Today we are going to take a look at the NATAS games over at OverTheWire.org. My motivation to start with the NATAS games was to learn and freshen up on some web hacking. I am looking to build a better base for when I go into these various CTF challenges and continue my journey into Cyber.
Level 0
In order to start these challenges head on over to overthewire.org. Once there on the left hand side you will see a menu consisting off all the Wargames OTW has to offer. Each having its purpose. Natas focuses on the web side of things. The first few levels are pretty straight forward. Minor details along with the picture should be enough explanation.
Like Most beginner challenges they force you to look at the source code. This is important as we must get familiar with HTML and its various components in order to understand how it all works and how to break it. You can do this by right click > view source code.
Easy enough! As you can see the notes annotated with a <!– –> display the password for the next level within natas. In order to connect all that we are required to do is replace the URL with natas1 instead of natas0. It will then request a username and password.
Username: natas1
Password: gtVrDuiDfck831PqWsLEZy5gyDz1clto
Level 1
Once logged in you will be notified that you can not right-click and view source anymore. Well another method we can use today is with depressing our F12 key. This will bring up another screen allowing us to view the source.
Here we can see the password for Natas2 again within a note in html format
Username: natas2
Password: sJIJNW6ucpu6HPZ1ZAchaDtwd7oGrD14
Level 2
Natas2 will tell us nothing is on this page. Lets take another look at the source code.
This time their was no giveaway for the flag within a comment. Instead we noticed a new image and directory being introduced. Instead of going to the /files/pixel.png location lets check out /files first.
This looks promising! Lets open up the users text file.
We now have the information needed to login to Natas3.
Username: Natas3
Password: Z9tkRkWmpt9Qr7XrR5jWRkgOU901swEZ
Level 3
Similar to Natas2 we are being told nothing is here.
In the source code we could not find the password. Instead we noticed a comment that says no more leaks!

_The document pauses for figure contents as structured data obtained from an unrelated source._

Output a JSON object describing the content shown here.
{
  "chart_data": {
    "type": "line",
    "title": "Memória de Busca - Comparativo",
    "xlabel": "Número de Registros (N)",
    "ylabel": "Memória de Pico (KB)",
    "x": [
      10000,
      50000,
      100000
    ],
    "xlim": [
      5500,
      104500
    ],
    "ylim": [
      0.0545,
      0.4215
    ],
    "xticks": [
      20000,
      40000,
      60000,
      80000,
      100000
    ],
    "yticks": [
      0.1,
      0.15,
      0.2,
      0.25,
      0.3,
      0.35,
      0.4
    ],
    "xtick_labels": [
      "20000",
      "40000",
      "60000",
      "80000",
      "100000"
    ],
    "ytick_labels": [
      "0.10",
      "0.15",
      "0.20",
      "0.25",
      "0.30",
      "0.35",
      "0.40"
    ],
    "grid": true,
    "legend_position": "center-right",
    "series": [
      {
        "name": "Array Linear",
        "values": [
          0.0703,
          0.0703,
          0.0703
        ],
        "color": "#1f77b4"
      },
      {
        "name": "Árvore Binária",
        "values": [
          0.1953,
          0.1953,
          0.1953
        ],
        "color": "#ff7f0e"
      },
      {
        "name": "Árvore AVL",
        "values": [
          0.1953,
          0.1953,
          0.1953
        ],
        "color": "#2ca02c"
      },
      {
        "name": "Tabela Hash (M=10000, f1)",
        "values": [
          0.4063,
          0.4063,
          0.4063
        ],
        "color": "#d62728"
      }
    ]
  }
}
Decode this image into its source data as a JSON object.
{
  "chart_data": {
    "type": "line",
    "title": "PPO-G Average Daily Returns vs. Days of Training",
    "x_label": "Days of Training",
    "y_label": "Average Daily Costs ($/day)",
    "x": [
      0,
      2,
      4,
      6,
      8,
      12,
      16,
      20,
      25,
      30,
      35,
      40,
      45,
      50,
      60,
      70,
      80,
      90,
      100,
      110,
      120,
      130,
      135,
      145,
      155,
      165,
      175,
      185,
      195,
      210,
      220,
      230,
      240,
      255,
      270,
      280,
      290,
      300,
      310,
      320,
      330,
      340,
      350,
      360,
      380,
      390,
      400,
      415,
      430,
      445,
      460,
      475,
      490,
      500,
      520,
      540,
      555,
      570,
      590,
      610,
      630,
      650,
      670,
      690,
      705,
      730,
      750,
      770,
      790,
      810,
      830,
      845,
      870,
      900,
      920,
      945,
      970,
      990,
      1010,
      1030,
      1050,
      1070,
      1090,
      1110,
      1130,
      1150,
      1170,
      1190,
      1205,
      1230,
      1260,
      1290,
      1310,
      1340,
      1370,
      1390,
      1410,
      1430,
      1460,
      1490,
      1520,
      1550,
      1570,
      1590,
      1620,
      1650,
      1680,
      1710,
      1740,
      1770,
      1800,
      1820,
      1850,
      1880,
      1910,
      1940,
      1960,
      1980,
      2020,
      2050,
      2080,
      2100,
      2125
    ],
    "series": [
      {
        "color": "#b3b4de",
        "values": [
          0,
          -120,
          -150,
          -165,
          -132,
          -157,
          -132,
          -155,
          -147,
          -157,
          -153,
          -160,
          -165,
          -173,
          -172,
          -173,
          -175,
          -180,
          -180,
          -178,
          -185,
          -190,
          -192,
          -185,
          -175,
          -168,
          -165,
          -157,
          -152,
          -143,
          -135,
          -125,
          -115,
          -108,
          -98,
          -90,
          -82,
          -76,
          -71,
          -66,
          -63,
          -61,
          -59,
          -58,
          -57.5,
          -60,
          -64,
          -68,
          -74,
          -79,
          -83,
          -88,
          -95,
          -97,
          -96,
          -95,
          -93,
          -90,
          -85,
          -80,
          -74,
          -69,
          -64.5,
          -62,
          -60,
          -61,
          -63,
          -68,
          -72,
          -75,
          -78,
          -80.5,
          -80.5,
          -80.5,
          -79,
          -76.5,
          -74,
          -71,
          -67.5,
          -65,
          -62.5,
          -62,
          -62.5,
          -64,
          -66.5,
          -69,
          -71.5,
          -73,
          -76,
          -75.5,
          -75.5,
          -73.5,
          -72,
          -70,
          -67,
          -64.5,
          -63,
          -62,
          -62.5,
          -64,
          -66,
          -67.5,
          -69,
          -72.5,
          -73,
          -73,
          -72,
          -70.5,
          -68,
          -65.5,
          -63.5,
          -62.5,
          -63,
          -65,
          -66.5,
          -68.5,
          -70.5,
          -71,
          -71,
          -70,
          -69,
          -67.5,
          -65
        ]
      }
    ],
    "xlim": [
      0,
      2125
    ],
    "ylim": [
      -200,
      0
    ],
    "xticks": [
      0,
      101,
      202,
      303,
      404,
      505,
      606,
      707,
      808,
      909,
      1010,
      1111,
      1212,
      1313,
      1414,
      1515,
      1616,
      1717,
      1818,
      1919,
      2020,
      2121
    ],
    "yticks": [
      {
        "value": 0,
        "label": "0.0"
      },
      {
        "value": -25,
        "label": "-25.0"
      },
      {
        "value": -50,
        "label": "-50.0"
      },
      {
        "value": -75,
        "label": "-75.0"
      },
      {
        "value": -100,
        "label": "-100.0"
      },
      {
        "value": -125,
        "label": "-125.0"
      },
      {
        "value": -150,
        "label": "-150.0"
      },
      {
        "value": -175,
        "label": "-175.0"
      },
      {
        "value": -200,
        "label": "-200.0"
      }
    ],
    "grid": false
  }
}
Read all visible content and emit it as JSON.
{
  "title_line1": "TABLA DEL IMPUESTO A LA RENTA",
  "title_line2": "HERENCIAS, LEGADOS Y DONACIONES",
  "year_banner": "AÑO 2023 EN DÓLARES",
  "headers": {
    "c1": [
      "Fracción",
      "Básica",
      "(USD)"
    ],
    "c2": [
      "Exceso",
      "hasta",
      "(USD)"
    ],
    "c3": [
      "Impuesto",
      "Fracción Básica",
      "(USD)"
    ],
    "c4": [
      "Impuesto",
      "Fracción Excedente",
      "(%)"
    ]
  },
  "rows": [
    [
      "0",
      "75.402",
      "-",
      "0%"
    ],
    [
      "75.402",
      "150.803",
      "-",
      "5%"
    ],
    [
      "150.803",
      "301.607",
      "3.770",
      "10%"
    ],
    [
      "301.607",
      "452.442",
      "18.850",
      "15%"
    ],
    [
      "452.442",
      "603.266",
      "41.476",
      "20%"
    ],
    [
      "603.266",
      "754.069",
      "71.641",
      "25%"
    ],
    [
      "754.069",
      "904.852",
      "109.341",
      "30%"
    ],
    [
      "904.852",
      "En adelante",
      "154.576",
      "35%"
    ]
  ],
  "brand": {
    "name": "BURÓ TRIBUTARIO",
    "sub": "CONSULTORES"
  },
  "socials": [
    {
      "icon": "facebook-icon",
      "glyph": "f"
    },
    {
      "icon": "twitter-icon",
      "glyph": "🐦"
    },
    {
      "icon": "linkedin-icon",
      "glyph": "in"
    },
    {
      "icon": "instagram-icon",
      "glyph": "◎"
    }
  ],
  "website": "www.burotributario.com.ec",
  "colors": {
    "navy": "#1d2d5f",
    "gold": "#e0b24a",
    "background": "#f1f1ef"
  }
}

Also mentions something about Google not being able to find it this time. Without an understanding of why Google may play a part this may be challenging. These search engines can use a specific file given by the developer in order to tell what URL the crawler can access. This file is called the robots.txt file. This was the first spot I checked and was correct.
When heading over to the robots.txt location we noticed that a directory /s3cr3t/ may or may not exist. Lets take a look.
When opening up this directory in Firefox we were given the password for natas4.
Username: Natas4
Password: iX6IOfmpN7AYOQGPwtn3fXpbaJVJcHfq
Level 4
This is when it starts getting fun! One of my favorite tools, Burp Suite. If not familiar with Burp, it is an application we can use to have a closer look at what is going on behind the scenes. Allowing us to view the data being passed from client to the server and its return. Also allows us to modify the data being sent. Essentially Natas4 is saying that in order to view this site we would need to be coming from natas5. Obviously this is not possible as we do not have the password to login to natas5 (yet). What we can do though is tell the server that this is where we came from.
side-note: Got the FoxyProxy going :). For the longest time I would use the built in browser within Burp. I have said for a few months that I would switch over and so far I am loving it. Just a convenience factor.
After setting up burp and turning on the intercept option under proxy we will first refresh the page. Doing so will then send the information to Burp. As you can see highlighted, all we would need to change is the “referrer” to the one that is being requested.
After changing the value of the referrer we would then be granted access and given the password for natas5.
Username: natas5
Password: iX6I0fmpN7AY0QGPwtn3fXpbaJVJcHfq
Level 5
Similar technique is used for Natas5. Get the burp going and lets see what we get.
Here we noticed a loggedin=0. Well what happens if we change it from a 0 to 1 or otherwise known as false to true?
Access Granted!
Conclusion
This ends today’s writeup for levels 0-5. Next we will go even further and have some more fun within the Natas Wargame. As always #NeverStopLearning!!